We have seen that objects have politics and design is not neutral. What does that mean for interface designers and computer engineers? Is human-centered interface design sufficiently inclusive for all people of all shapes, sizes, backgrounds and walks of life? How can we address bias inside machines and code? How do we make it visible? How might we imagine alternatives?
Tedre, M. & Eglash, R. (2008) “Ethnocomputing” in: Fuller, M. (ed.) The Software Studies Lexicon. MIT Press: p. 92-101.
Pater, R. (2016) “Colour & Contrast” and “Information Graphics” (selection) in: The Politics of Design. Amsterdam: BIS Publishers: p. 82-85, 90-91, 179-185.
PIPES Hangar Barcelona (2015) "Interface Manifesto". Read the 14 points under "Topics"

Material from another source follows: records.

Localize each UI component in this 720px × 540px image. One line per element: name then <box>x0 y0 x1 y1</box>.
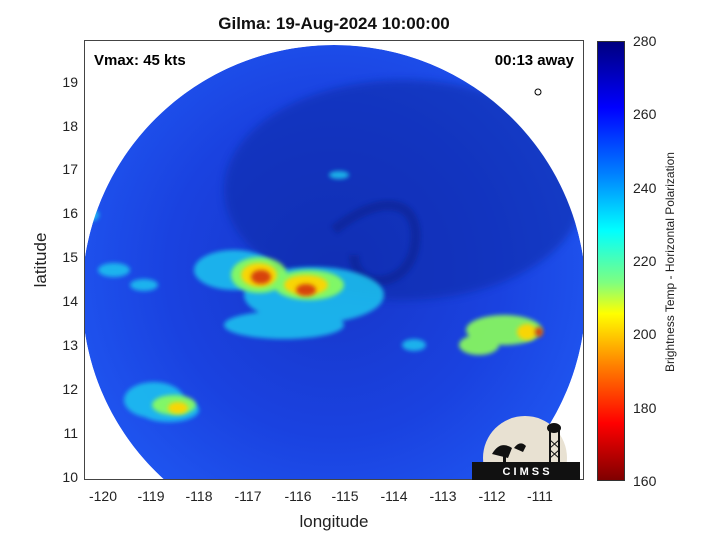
xtick-label: -115 <box>331 488 359 504</box>
ytick-label: 15 <box>62 249 78 265</box>
ytick-label: 13 <box>62 337 78 353</box>
y-axis-label: latitude <box>31 232 50 288</box>
logo-band <box>472 462 580 480</box>
cold-band <box>224 80 584 300</box>
xtick-label: -117 <box>234 488 262 504</box>
xtick-label: -120 <box>88 488 118 504</box>
xtick-label: -118 <box>185 488 213 504</box>
ytick-label: 10 <box>62 469 78 485</box>
brightness-temp-swath <box>84 40 584 480</box>
island-outline <box>534 88 542 96</box>
colorbar <box>597 41 625 481</box>
colorbar-tick: 160 <box>633 473 657 489</box>
colorbar-label: Brightness Temp - Horizontal Polarizatio… <box>663 152 677 372</box>
logo-text: C I M S S <box>502 466 549 478</box>
ytick-label: 17 <box>62 161 78 177</box>
outside-swath-mask <box>84 40 584 480</box>
vmax-label: Vmax: 45 kts <box>94 52 186 69</box>
ytick-label: 14 <box>62 293 78 309</box>
map-title: Gilma: 19-Aug-2024 10:00:00 <box>218 14 450 33</box>
xtick-label: -113 <box>429 488 457 504</box>
cold-cloud-tops-red <box>251 270 543 337</box>
colorbar-tick: 260 <box>633 106 657 122</box>
ytick-label: 18 <box>62 118 78 134</box>
xtick-label: -114 <box>380 488 408 504</box>
time-away-label: 00:13 away <box>494 52 574 69</box>
ytick-label: 11 <box>63 425 78 441</box>
colorbar-tick: 280 <box>633 33 657 49</box>
ytick-label: 19 <box>62 74 78 90</box>
colorbar-tick: 180 <box>633 400 657 416</box>
colorbar-tick: 200 <box>633 326 657 342</box>
xtick-label: -119 <box>137 488 165 504</box>
logo-tower-icon <box>547 423 561 462</box>
ytick-label: 16 <box>62 205 78 221</box>
ytick-label: 12 <box>62 381 78 397</box>
x-axis-label: longitude <box>299 512 369 531</box>
cimss-logo: C I M S S <box>470 410 580 500</box>
map-plot-area[interactable] <box>84 40 584 480</box>
xtick-label: -111 <box>527 488 553 504</box>
xtick-label: -112 <box>478 488 506 504</box>
xtick-label: -116 <box>284 488 312 504</box>
colorbar-tick: 220 <box>633 253 657 269</box>
logo-dish-icon <box>492 443 526 464</box>
colorbar-tick: 240 <box>633 180 657 196</box>
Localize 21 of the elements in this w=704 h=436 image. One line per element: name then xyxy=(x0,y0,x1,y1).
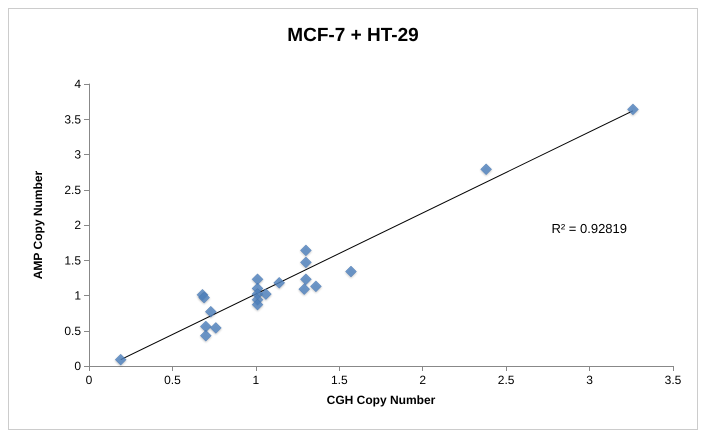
y-tick-label: 3 xyxy=(74,148,82,162)
y-tick-label: 2 xyxy=(74,218,82,232)
y-tick-label: 2.5 xyxy=(64,182,82,197)
y-tick-label: 0.5 xyxy=(64,324,82,338)
x-tick-label: 3 xyxy=(586,373,594,387)
x-tick-label: 3.5 xyxy=(664,373,682,387)
x-tick-label: 0 xyxy=(86,373,93,387)
x-tick-label: 2.5 xyxy=(498,373,515,387)
y-tick-label: 3.5 xyxy=(64,112,82,126)
x-tick-label: 1 xyxy=(252,373,260,387)
y-axis-title: AMP Copy Number xyxy=(31,170,45,280)
y-tick-label: 1 xyxy=(74,288,82,302)
x-tick-label: 2 xyxy=(419,373,426,387)
x-tick-label: 0.5 xyxy=(164,373,182,387)
y-tick-label: 1.5 xyxy=(64,253,82,268)
chart-title: MCF-7 + HT-29 xyxy=(287,25,419,46)
y-tick-label: 0 xyxy=(74,359,82,373)
annotation: R² = 0.92819 xyxy=(551,221,628,236)
x-tick-label: 1.5 xyxy=(330,373,348,387)
y-tick-label: 4 xyxy=(74,77,82,91)
x-axis-title: CGH Copy Number xyxy=(326,393,436,407)
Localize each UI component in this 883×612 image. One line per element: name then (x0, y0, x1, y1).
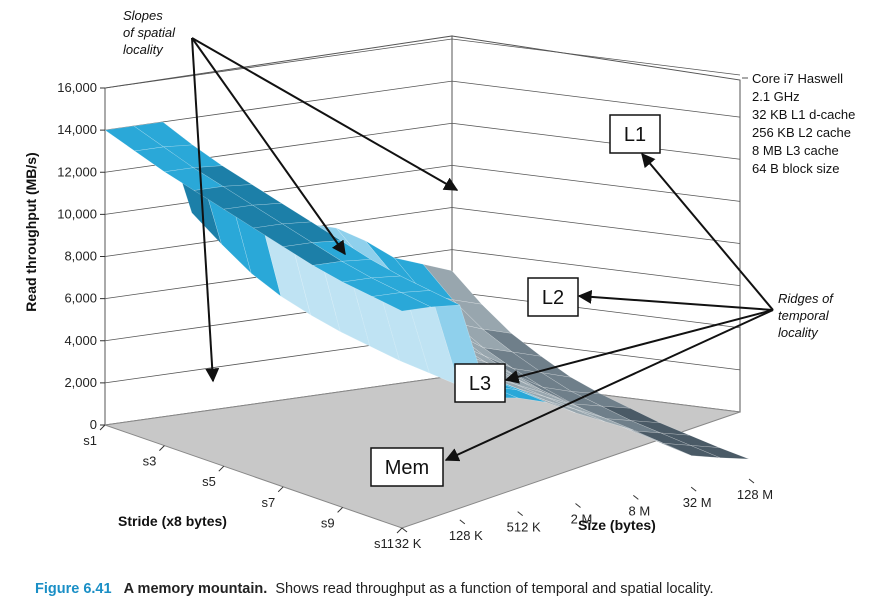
z-tick-label: 6,000 (64, 291, 97, 306)
caption-number: Figure 6.41 (35, 581, 112, 597)
slopes-note-line: locality (123, 42, 164, 57)
z-tick-label: 8,000 (64, 249, 97, 264)
stride-tick-label: s7 (261, 495, 275, 510)
spec-line: 32 KB L1 d-cache (752, 107, 855, 122)
spec-line: 2.1 GHz (752, 89, 800, 104)
z-tick-label: 2,000 (64, 375, 97, 390)
size-tick-mark (401, 527, 408, 533)
size-tick-label: 32 K (395, 536, 422, 551)
z-tick-label: 10,000 (57, 206, 97, 221)
size-tick-mark (459, 519, 466, 525)
size-tick-label: 32 M (683, 495, 712, 510)
stride-tick-label: s1 (83, 433, 97, 448)
ridges-note-line: Ridges of (778, 291, 834, 306)
size-tick-mark (690, 486, 697, 492)
z-tick-label: 14,000 (57, 122, 97, 137)
size-tick-mark (575, 503, 581, 508)
z-gridline (104, 38, 741, 89)
l2-label: L2 (542, 287, 564, 309)
caption-title: A memory mountain. (123, 581, 268, 597)
z-axis-title: Read throughput (MB/s) (23, 152, 39, 311)
figure-caption: Figure 6.41 A memory mountain. Shows rea… (35, 581, 714, 597)
stride-tick-label: s11 (374, 536, 394, 551)
size-tick-label: 128 M (737, 487, 773, 502)
ridge-arrow (641, 152, 774, 311)
size-tick-label: 128 K (449, 528, 483, 543)
size-tick-label: 2 M (571, 512, 593, 527)
stride-tick-mark (218, 465, 225, 472)
axis-ticks: 0 2,000 4,000 6,000 8,000 10,000 12,000 14,000 1… (57, 80, 773, 551)
spec-line: Core i7 Haswell (752, 71, 843, 86)
size-tick-mark (748, 478, 755, 484)
size-tick-mark (517, 511, 523, 517)
l1-label-box: L1 (609, 114, 661, 154)
slope-arrow (191, 37, 459, 191)
throughput-surface (104, 121, 750, 460)
stride-tick-mark (99, 424, 106, 431)
size-axis-title: Size (bytes) (578, 517, 656, 533)
ridges-annotation: Ridges of temporal locality (444, 152, 834, 462)
stride-tick-mark (337, 507, 343, 513)
ridges-note-line: locality (778, 325, 819, 340)
z-tick-label: 0 (90, 417, 97, 432)
z-gridline (104, 249, 741, 300)
l3-label: L3 (469, 373, 491, 395)
l2-label-box: L2 (527, 277, 579, 317)
slopes-note-line: Slopes (123, 8, 163, 23)
spec-list: Core i7 Haswell 2.1 GHz 32 KB L1 d-cache… (742, 71, 855, 176)
stride-tick-mark (277, 486, 284, 493)
z-tick-label: 4,000 (64, 333, 97, 348)
mem-label-box: Mem (370, 447, 444, 487)
size-tick-mark (633, 494, 639, 500)
z-tick-label: 12,000 (57, 164, 97, 179)
ridge-arrow (444, 309, 774, 462)
l1-label: L1 (624, 124, 646, 146)
ridge-arrow (504, 309, 774, 384)
stride-axis-title: Stride (x8 bytes) (118, 513, 227, 529)
caption-text: Shows read throughput as a function of t… (275, 581, 714, 597)
mem-label: Mem (385, 457, 429, 479)
stride-tick-mark (396, 527, 403, 534)
l3-label-box: L3 (454, 363, 506, 403)
stride-tick-label: s5 (202, 474, 216, 489)
stride-tick-label: s9 (321, 515, 335, 530)
slopes-annotation: Slopes of spatial locality (123, 8, 459, 383)
size-tick-label: 8 M (628, 503, 650, 518)
stride-tick-mark (159, 445, 165, 451)
slope-arrow (191, 37, 346, 256)
ridges-note-line: temporal (778, 308, 830, 323)
spec-line: 8 MB L3 cache (752, 143, 839, 158)
z-gridline (104, 80, 741, 131)
z-tick-label: 16,000 (57, 80, 97, 95)
slope-arrow (191, 37, 220, 383)
ridge-arrow (577, 289, 774, 311)
spec-line: 256 KB L2 cache (752, 125, 851, 140)
slopes-note-line: of spatial (123, 25, 176, 40)
surface-facet (371, 292, 432, 312)
size-tick-label: 512 K (507, 520, 541, 535)
spec-line: 64 B block size (752, 161, 839, 176)
stride-tick-label: s3 (143, 454, 157, 469)
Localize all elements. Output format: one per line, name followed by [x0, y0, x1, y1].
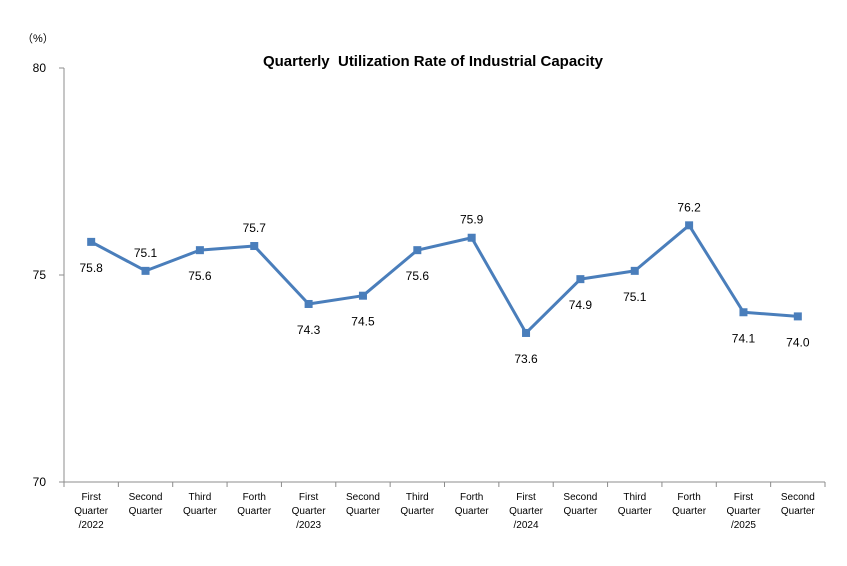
- x-tick-label-line: /2023: [296, 520, 321, 531]
- data-point-marker: [304, 299, 313, 308]
- data-point-marker: [358, 291, 367, 300]
- data-label: 76.2: [677, 200, 701, 214]
- data-labels: 75.8 75.1 75.6 75.7 74.3 74.5 75.6 75.9 73.6 74.9…: [79, 200, 809, 366]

PART 1: With the skills attained in Electronics week, use an analog or digital sensor to capture any subjective data (e.g. responses to a question, the distance of peoples preferred personal space, stress levels, ...) and visualize this data in a meaningful way using Processing.
PART 2: Empower your public/users to make up their own mind, and be as transparent as you can be about the perspective you took, the data you used, the relationship between the system and its parts (hardware, software) and the assumptions and limitations connected to the interface. Let this week's readings inspire you!